Elon Musk took aim at Twitter with a $43 billion cash offer on Thursday, prompting a spike in shares of the social media giant, which the Tesla CEO said needs to be taken private to grow and become a platform for free speech.
“Twitter has extraordinary potential. I will unlock it,” Musk said in a letter to Twitter’s board on Wednesday, which was made public in a regulatory filing on Thursday.
Musk’s offer price of $54.20 per share represents a 38% premium to Twitter’s April 1 close, the last trading day before the Tesla chief executive’s stake of more than 9% in the social media platform was made public.
The billionaire rejected an offer to join Twitter’s board this week after disclosing his stake, a move which analysts said signaled his intention to take over the company as a board seat would have limited his stake to just under 15%.
“Since making my investment I now realize the company will neither thrive nor serve this societal imperative in its current form. Twitter needs to be transformed as a private company,” Musk said in his letter to Twitter Chairman Bret Taylor.
Musk, who calls himself a free-speech absolutist, has been critical of the social media platform and its policies, and recently ran a poll on Twitter asking users if they believed it adheres to the principle of free speech.
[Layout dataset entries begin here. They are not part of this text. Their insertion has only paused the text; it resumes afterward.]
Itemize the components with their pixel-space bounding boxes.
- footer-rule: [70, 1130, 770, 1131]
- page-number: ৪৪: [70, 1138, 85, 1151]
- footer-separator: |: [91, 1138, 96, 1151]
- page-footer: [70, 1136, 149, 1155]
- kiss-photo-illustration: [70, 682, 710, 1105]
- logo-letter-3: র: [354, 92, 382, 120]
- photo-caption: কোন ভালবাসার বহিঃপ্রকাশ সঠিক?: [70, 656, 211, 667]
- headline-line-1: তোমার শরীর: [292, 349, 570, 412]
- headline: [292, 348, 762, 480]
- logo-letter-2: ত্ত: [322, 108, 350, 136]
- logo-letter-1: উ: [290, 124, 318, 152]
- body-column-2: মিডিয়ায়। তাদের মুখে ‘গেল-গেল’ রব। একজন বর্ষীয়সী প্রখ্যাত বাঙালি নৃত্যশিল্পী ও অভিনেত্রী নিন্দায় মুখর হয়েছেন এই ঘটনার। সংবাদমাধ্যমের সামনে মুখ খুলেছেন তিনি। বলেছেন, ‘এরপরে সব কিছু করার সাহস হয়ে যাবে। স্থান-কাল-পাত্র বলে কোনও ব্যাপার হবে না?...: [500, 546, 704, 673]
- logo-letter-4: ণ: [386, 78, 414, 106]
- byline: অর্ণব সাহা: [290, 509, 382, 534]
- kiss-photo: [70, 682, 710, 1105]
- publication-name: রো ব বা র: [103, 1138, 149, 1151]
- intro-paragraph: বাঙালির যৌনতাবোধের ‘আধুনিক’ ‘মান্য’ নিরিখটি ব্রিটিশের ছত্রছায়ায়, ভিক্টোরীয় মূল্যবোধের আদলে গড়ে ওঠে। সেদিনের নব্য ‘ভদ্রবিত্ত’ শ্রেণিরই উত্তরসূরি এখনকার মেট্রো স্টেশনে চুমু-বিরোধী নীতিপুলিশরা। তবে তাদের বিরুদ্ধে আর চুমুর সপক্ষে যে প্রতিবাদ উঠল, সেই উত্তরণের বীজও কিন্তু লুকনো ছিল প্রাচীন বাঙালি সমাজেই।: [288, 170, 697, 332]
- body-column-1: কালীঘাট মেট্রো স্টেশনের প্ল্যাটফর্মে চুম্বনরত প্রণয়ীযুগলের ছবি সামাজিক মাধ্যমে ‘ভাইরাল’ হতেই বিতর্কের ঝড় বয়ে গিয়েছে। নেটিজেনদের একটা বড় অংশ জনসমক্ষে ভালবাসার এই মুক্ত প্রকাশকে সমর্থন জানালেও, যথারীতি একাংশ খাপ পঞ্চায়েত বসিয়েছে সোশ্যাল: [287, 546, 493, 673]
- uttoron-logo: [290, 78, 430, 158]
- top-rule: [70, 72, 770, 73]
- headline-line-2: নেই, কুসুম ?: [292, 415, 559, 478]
“My offer is my best and final offer and if it is not accepted, I would need to reconsider my position as a shareholder,” Musk added.
Twitter will review the offer with advice from Goldman Sachs and Wilson Sonsini Goodrich & Rosati, a source told Reuters.
Shares in Twitter jumped 12% in premarket trading, while those of Tesla fell about 1%. Based on Twitter’s Wednesday closing price of $45.85, its price in pre-market trading in New York implied a 35% chance of the company accepting Musk’s offer.
The total deal value of $43 billion was calculated based on 763.58 million shares outstanding, according to Refinitiv data.
Musk said US investment bank Morgan Stanley was acting as financial adviser for his offer. He did not say how he would finance the transaction if it goes ahead.
“The big question for the Twitter board now is whether to accept a very generous offer for a business that has been a serial underperformer and tends to treat its users with indifference,” Michael Hewson, Chief Market analyst at CMC Markets, said after the announcement of Musk’s offer.
Musk has amassed more than 80 million followers since joining Twitter in 2009 and has used it to make several announcements, including teasing a go-private deal for Tesla that landed him in hot water with regulators.
He has also been sued by former Twitter shareholders who claim they missed out on the recent run-up in its stock price because he waited too long to disclose his stake.
Twitter’s lower-than-expected user additions in recent months have raised doubts about its growth prospects, even as it pursues big projects such as audio chat rooms and newsletters.
“It would be hard for any other bidders/consortium to emerge and the Twitter board will be forced likely to accept this bid and/or run an active process to sell Twitter,” Wedbush Securities analyst Daniel Ives wrote in a client note.
“There will be host of questions around financing, regulatory, balancing Musk’s time (Tesla, SpaceX) in the coming days but ultimately based on this filing it is a now or never bid for Twitter to accept,” Ives said.
US stock index futures ticked higher on Thursday, ahead of first-quarter earnings from a slew of Wall Street lenders on the last day of a holiday-shortened week, while Twitter shares jumped after Elon Musk’s takeover offer.
Among big banks that are reporting later in the day, Morgan Stanley edged lower, while Goldman Sachs Group Inc , Citigroup Inc and Wells Fargo & Co gained between 0.3% and 0.8% in premarket trading.
Quarterly results from big U.S. banks are expected to show a sharp decline in investment banking revenue and first-quarter earnings overall due to companies pausing deals amid choppy equity markets.
JPMorgan Chase & Co’s CEO Jamie Dimon warned of economic uncertainties arising from Russia’s invasion of Ukraine and soaring inflation on Wednesday, after first-quarter profits at the largest U.S. bank slumped 42%.
Nevertheless, Wall Street’s main indexes rallied sharply in the previous session after a rough start to the week boosted by a recovery in tech and tech-adjacent stocks as treasury yields receded from near three-year highs.
Twitter Inc jumped 12% after Tesla CEO Elon Musk said he has offered to buy 100% of the social media company for $54.2 per share in cash.
UnitedHealth Group Inc rose 1.1% after reporting a 3.5% rise in quarterly profit, helped in part by strength at its Optum healthcare services unit.
At 6:15 a.m. ET, Dow e-minis were up 66 points, or 0.19%, S&P 500 e-minis were up 1 point, or 0.02%, and Nasdaq 100 e-minis were up 15.75 points, or 0.11%.
In economic news, the Commerce Department is expected to release retail sales data at 8:30 a.m. ET, which is expected to have increased 0.6% in March following a 0.3% gain in the earlier month.